The incidence of post-operative arterial thrombosis (AT) (acute myocardial infarction [AMI] and ischaemic stroke) is increased in patients undergoing total hip replacement (THR) or total knee replacement (TKR). We compared the incidence of post-operative AT in non-vitamin K antagonist oral anticoagulants (NOACs)-treated and enoxaparintreated patients, performing a systematic review of phase III randomised controlled trials (RCTs) of venous thromboembolism (VTE) prophylaxis in THR and TKR. Studies were identified by electronic search of MEDLINE and EMBASE database until July 2014. Differences between NOACs and enoxaparin groups in the efficacy and safety outcomes were expressed as odds ratios (ORs) with pertinent 95 % confidence intervals (95 % CI). Statistical heterogeneity was assessed with the I2 statistic.
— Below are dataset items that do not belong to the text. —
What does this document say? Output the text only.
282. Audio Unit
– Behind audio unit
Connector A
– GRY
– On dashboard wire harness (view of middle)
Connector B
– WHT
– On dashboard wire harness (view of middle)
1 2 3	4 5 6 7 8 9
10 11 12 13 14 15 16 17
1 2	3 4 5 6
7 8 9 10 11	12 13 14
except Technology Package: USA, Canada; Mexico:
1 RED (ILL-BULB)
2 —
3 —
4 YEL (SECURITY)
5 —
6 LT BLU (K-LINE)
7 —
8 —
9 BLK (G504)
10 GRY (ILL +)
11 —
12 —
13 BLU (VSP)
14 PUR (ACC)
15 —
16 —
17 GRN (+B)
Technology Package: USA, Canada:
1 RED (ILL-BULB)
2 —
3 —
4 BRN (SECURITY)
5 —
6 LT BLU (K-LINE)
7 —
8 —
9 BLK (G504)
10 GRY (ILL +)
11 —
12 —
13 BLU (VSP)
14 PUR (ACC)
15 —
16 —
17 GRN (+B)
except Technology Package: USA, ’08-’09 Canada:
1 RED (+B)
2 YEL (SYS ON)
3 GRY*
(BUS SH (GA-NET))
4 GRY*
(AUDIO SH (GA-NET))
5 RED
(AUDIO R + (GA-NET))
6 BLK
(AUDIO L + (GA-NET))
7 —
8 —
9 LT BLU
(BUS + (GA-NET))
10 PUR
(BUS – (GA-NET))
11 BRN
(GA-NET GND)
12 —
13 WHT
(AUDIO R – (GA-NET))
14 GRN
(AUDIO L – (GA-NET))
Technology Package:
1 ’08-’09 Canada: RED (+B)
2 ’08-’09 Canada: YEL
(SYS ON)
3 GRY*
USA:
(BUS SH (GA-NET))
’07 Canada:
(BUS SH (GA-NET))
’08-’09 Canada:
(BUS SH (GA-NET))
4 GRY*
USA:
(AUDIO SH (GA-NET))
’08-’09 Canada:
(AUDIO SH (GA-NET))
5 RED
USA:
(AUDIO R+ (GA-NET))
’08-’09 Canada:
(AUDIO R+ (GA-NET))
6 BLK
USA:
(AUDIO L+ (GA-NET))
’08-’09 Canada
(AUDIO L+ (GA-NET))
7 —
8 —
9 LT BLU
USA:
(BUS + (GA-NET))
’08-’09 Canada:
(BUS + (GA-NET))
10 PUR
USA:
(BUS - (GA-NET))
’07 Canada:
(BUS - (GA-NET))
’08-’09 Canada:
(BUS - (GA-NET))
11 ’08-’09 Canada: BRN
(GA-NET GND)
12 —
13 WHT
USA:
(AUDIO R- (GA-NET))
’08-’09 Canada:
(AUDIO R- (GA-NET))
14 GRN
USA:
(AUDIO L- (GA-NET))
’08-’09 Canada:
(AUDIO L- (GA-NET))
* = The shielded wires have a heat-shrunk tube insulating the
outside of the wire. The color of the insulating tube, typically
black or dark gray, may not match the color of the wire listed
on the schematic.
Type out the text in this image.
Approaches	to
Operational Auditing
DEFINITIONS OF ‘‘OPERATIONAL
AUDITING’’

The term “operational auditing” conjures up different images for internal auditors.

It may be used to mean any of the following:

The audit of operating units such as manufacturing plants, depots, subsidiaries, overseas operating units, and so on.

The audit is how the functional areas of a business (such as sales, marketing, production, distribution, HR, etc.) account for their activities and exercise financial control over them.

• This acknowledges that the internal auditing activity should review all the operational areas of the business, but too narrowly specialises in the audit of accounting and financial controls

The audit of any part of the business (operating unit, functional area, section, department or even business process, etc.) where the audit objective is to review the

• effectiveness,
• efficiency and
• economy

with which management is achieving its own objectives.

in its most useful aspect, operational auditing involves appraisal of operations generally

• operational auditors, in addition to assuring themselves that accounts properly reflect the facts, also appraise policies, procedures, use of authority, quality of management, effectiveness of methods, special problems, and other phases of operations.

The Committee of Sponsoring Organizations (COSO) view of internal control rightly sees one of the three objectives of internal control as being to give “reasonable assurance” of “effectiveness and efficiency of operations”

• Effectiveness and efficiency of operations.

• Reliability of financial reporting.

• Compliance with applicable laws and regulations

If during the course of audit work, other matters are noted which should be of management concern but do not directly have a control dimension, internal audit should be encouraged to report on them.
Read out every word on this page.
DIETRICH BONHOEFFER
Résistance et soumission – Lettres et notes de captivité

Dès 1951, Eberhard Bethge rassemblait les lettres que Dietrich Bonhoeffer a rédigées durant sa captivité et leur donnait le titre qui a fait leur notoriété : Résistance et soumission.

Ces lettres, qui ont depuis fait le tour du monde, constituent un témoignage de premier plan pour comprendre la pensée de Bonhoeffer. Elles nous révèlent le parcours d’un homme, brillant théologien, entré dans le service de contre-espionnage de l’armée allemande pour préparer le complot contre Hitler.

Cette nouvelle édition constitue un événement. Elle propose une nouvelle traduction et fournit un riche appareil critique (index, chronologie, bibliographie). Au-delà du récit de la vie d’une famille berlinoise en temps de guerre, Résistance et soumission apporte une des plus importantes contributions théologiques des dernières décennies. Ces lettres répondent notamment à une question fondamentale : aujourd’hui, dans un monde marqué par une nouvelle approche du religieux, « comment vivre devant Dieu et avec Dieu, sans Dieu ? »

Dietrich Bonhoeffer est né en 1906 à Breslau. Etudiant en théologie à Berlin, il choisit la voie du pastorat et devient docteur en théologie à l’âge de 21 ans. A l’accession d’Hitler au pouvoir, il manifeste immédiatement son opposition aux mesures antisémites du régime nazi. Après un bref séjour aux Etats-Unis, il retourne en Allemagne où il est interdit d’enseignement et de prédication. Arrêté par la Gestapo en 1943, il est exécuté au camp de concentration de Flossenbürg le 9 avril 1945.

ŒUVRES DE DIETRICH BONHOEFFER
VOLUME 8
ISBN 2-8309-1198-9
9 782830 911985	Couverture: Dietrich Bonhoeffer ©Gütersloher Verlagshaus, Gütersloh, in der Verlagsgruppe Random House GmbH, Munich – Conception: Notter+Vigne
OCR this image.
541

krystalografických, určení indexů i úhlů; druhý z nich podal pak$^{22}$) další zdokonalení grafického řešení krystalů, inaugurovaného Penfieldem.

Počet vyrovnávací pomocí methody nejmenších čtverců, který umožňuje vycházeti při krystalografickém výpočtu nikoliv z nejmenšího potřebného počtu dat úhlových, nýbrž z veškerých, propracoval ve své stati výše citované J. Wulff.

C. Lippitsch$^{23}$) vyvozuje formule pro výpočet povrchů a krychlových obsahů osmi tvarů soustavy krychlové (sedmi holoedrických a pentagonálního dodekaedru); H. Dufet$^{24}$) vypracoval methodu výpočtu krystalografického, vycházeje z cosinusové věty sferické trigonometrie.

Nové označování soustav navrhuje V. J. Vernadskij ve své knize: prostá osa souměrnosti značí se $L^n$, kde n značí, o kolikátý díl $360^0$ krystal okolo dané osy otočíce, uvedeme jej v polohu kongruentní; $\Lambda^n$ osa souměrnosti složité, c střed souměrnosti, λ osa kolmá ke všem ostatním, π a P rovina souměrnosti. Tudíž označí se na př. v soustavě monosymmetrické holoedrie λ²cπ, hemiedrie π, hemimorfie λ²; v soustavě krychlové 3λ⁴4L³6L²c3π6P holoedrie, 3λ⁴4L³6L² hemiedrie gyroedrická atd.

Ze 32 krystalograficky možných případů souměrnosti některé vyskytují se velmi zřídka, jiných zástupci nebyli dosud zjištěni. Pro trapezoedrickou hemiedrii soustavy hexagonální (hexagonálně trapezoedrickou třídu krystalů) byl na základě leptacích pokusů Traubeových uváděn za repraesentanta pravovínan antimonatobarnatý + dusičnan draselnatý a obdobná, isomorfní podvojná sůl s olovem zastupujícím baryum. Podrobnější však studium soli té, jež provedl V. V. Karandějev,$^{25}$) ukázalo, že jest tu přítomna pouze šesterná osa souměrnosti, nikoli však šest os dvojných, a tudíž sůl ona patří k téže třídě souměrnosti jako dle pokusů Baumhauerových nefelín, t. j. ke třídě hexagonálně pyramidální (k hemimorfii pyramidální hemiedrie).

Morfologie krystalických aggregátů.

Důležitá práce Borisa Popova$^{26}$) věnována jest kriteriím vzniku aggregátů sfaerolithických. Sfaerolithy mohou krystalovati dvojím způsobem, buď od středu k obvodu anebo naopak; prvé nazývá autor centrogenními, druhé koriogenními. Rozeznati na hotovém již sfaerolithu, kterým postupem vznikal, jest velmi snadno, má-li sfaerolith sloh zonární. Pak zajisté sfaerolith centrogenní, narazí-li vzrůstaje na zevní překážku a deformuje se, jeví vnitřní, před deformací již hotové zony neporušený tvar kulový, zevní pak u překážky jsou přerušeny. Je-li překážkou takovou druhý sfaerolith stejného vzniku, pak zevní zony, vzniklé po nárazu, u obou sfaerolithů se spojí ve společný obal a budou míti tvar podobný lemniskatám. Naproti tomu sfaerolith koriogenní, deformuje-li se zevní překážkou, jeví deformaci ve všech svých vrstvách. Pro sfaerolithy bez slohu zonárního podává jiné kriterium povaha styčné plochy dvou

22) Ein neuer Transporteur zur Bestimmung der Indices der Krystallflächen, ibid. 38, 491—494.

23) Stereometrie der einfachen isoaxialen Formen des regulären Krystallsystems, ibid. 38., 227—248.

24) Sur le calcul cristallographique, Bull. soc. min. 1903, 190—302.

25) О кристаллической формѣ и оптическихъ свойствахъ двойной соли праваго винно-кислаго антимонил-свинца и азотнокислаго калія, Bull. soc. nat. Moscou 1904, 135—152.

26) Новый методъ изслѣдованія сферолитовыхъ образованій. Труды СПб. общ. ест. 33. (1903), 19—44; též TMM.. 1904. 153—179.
Eleven phase III RCTs for a total of 31,319 patients were included. Patients underwent TKR in six studies and THR in five studies. The NOACs under study were dabigatran (four studies), apixaban (three studies) and rivaroxaban (four studies). AT occurred in 0.23 % of patients on NOACs and in 0.27 % of patients on enoxaparin: the OR at fixed-effect model was 0.86 (95 % CI 0.53–1.40; I2 11 %). No differences in AT incidence among the three NOACs were observed. The incidence of major and clinically relevant bleeding was similar in NOACs and enoxaparin groups (OR 1.03, 95 % CI 0.92–1.15; I2 38 %). In conclusion, in RCTs of pharmacological VTE prophylaxis in patients undergoing THR or TKR, there was no difference in the incidence of post-operative AT among patients treated with NOACs, compared to those treated with enoxaparin.

Note: An abstract of this paper has been accepted as oral presentation at the XXIII Congress of SISET, Italian Society of Thrombosis and Haemostasis, 6–9 November 2014, Milan (Italy).